7

I love Python because it comes batteries included, and I use built-in functions, a lot, to do the dirty job for me.

I have always been using happily the os.path module to deal with file path but recently I ended up with unexpected results on Python 2.5 under Ubuntu linux, while dealing with string that represent windows file paths :

filepath = r"c:\ttemp\FILEPA~1.EXE"
print os.path.basename(filepath)
'c:\\ttemp\\FILEPA~1.EXE']
print os.path.splitdrive(filepath)
('', 'c:\ttemp\\FILEPA~1.EXE')

WTF ?

It ends up the same way with filepath = u"c:\ttemp\FILEPA~1.EXE" and filepath = "c:\ttemp\FILEPA~1.EXE".

Do you have a clue ? Ubuntu use UTF8 but I don't feel like it has something to do with it.
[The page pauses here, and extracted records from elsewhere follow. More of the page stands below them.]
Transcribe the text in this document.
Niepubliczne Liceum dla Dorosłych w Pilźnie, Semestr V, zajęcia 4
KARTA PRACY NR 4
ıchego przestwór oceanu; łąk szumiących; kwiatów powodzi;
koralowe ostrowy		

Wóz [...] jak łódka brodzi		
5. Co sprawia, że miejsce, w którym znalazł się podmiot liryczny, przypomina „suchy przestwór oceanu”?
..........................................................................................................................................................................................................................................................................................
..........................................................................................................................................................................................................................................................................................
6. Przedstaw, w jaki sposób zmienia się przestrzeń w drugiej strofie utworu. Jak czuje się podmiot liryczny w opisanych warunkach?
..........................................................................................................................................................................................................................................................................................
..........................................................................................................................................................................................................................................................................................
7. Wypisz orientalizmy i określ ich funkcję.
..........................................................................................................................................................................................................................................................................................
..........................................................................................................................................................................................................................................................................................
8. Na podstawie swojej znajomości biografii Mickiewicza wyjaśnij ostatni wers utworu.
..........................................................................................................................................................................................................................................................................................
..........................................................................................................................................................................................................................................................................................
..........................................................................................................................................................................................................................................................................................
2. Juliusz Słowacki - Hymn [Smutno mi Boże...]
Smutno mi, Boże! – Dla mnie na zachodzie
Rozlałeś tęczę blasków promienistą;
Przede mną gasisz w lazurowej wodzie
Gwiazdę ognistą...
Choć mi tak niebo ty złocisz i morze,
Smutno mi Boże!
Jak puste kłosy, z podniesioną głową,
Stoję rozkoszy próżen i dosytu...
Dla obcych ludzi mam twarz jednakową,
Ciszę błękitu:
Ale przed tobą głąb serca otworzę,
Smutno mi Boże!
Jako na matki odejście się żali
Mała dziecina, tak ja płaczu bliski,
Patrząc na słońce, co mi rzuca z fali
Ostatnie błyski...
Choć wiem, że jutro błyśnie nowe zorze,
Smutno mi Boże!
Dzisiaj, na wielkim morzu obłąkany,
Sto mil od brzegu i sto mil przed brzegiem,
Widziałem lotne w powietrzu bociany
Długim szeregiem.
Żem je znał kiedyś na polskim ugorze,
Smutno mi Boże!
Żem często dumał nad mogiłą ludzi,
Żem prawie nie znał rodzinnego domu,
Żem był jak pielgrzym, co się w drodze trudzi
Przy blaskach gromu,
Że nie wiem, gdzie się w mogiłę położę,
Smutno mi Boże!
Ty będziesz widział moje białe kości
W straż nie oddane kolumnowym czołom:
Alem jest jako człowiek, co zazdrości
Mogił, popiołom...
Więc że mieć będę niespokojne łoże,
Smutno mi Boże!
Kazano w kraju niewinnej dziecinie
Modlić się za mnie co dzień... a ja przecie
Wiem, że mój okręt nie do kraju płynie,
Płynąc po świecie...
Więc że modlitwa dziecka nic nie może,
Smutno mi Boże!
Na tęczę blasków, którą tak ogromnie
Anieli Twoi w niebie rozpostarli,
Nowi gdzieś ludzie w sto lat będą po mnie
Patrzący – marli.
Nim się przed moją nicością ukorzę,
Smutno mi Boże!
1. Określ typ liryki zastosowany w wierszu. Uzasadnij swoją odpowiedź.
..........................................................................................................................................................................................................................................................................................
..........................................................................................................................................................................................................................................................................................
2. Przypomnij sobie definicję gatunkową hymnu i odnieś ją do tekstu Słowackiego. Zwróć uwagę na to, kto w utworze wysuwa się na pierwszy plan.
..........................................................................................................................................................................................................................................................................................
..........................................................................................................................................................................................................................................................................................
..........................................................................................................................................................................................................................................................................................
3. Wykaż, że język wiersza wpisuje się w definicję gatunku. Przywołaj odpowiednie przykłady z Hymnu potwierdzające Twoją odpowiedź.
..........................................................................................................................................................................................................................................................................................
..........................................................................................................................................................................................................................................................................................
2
Maybe my Python install is messed up but I did not perform any particular tweak on it that I can remember.

Bite code
  • 578,959
  • 113
  • 301
  • 329

3 Answers3

26

If you want to manipulate Windows paths on linux you should use the ntpath module (this is the module that is imported as os.path on windows - posixpath is imported as os.path on linux)

>>> import ntpath
>>> filepath = r"c:\ttemp\FILEPA~1.EXE"
>>> print ntpath.basename(filepath)
FILEPA~1.EXE
>>> print ntpath.splitdrive(filepath)
('c:', '\\ttemp\\FILEPA~1.EXE')
Moe
  • 28,607
  • 10
  • 51
  • 67
  • 2
    This is an excellent answer that deserves to be the accepted one, IMHO. It is much better to use ready-made tools than craft your own regexps. – Eli Bendersky Oct 08 '08 at 13:29
4

From a os.path documentation:

os.path.splitdrive(path)
Split the pathname path into a pair (drive, tail) where drive is either a drive specification or the empty string. On systems which do not use drive specifications, drive will always be the empty string. In all cases, drive + tail will be the same as path.

If you running this on unix, it doesnt use drive specifications, hence - drive will be empty string.
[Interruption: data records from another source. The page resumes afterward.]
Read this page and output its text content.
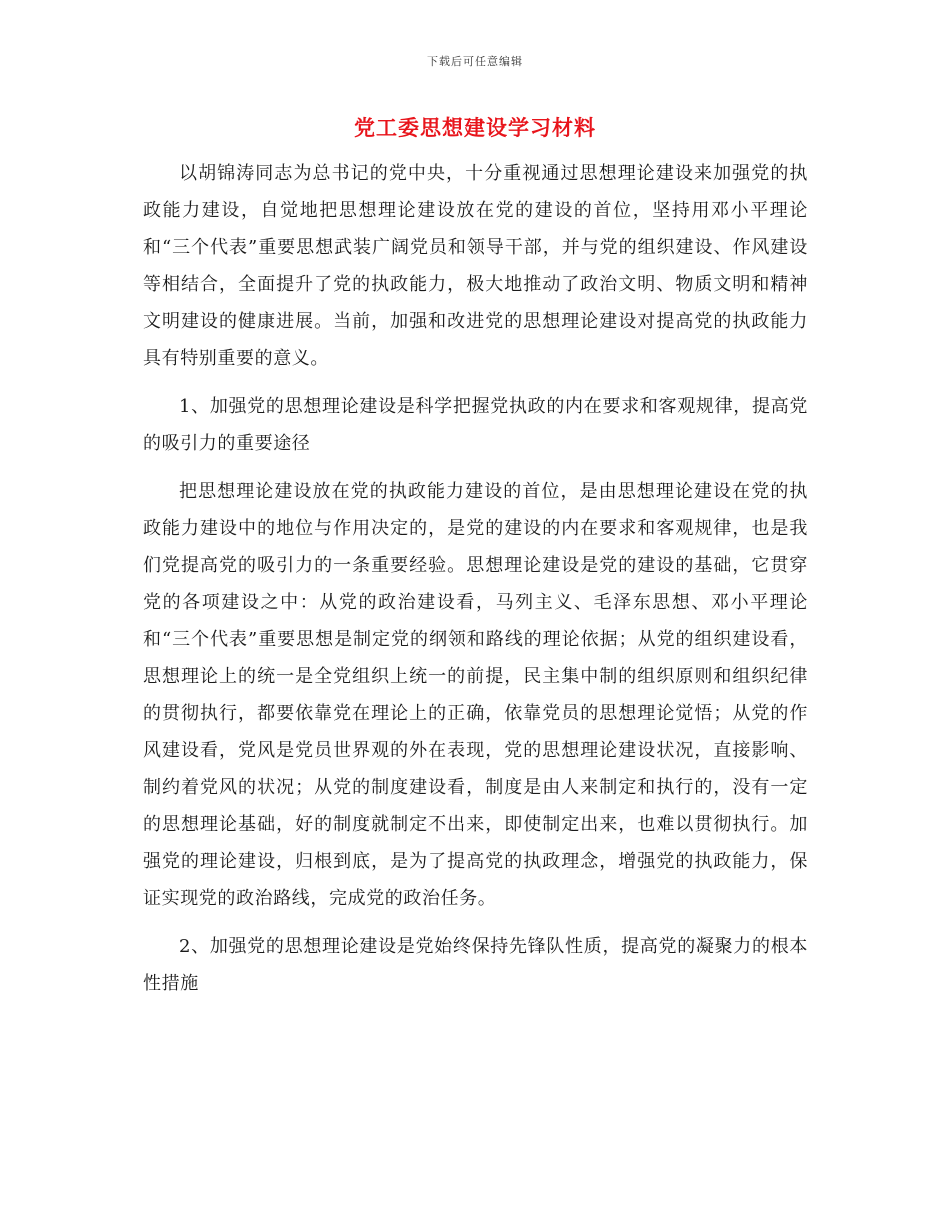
下载后可任意编辑
党工委思想建设学习材料

以胡锦涛同志为总书记的党中央，十分重视通过思想理论建设来加强党的执政能力建设，自觉地把思想理论建设放在党的建设的首位，坚持用邓小平理论和“三个代表”重要思想武装广阔党员和领导干部，并与党的组织建设、作风建设等相结合，全面提升了党的执政能力，极大地推动了政治文明、物质文明和精神文明建设的健康进展。当前，加强和改进党的思想理论建设对提高党的执政能力具有特别重要的意义。

1、加强党的思想理论建设是科学把握党执政的内在要求和客观规律，提高党的吸引力的重要途径

把思想理论建设放在党的执政能力建设的首位，是由思想理论建设在党的执政能力建设中的地位与作用决定的，是党的建设的内在要求和客观规律，也是我们党提高党的吸引力的一条重要经验。思想理论建设是党的建设的基础，它贯穿党的各项建设之中：从党的政治建设看，马列主义、毛泽东思想、邓小平理论和“三个代表”重要思想是制定党的纲领和路线的理论依据；从党的组织建设看，思想理论上的统一是全党组织上统一的前提，民主集中制的组织原则和组织纪律的贯彻执行，都要依靠党在理论上的正确，依靠党员的思想理论觉悟；从党的作风建设看，党风是党员世界观的外在表现，党的思想理论建设状况，直接影响、制约着党风的状况；从党的制度建设看，制度是由人来制定和执行的，没有一定的思想理论基础，好的制度就制定不出来，即使制定出来，也难以贯彻执行。加强党的理论建设，归根到底，是为了提高党的执政理念，增强党的执政能力，保证实现党的政治路线，完成党的政治任务。

2、加强党的思想理论建设是党始终保持先锋队性质，提高党的凝聚力的根本性措施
If you want to solve windows paths on any platform, you can just use a simple regexp:

import re
(drive, tail) = re.compile('([a-zA-Z]\:){0,1}(.*)').match(filepath).groups() 
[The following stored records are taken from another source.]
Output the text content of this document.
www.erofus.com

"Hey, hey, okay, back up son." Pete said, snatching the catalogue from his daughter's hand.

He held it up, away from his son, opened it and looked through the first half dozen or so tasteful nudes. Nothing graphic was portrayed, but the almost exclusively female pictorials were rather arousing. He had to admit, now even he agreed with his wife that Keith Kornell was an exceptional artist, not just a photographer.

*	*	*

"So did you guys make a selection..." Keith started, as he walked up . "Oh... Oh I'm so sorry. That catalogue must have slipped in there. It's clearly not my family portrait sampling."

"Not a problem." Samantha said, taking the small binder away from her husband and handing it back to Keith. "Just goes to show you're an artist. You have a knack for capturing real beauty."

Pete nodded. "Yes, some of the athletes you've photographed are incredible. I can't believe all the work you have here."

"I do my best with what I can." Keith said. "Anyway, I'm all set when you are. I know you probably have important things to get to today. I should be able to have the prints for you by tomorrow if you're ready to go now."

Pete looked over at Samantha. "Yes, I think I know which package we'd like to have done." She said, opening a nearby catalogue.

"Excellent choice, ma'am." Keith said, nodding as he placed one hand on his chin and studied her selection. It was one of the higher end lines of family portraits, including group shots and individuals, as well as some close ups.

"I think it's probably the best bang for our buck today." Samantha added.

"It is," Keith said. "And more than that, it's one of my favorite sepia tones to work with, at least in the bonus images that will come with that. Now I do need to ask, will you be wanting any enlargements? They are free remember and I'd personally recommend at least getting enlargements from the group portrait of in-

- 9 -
drive will be a drive letter followed by : (eg. c:, u:) or None, and tail the whole rest :)

kender
  • 85,663
  • 26
  • 103
  • 145
  • Yep, just realize that : the string process is based on the OS, not on syntax. It does not make any difference between win and unix path, it just apply a different algo according to you platform. Crap. – Bite code Oct 08 '08 at 11:40
  • Don't use regular expressions, use the ntpath module instead - see my answer. – Moe Oct 08 '08 at 12:13
  • I agree :) Never had to deal with windows-style patchs, just had no idea of that module:) – kender Oct 09 '08 at 04:48
1

See the documentation here, specifically:

splitdrive(p) Split a pathname into drive and path. On Posix, drive is always empty.

So this won't work on a Linux box.

Adam Bellaire
  • 108,003
  • 19
  • 148
  • 163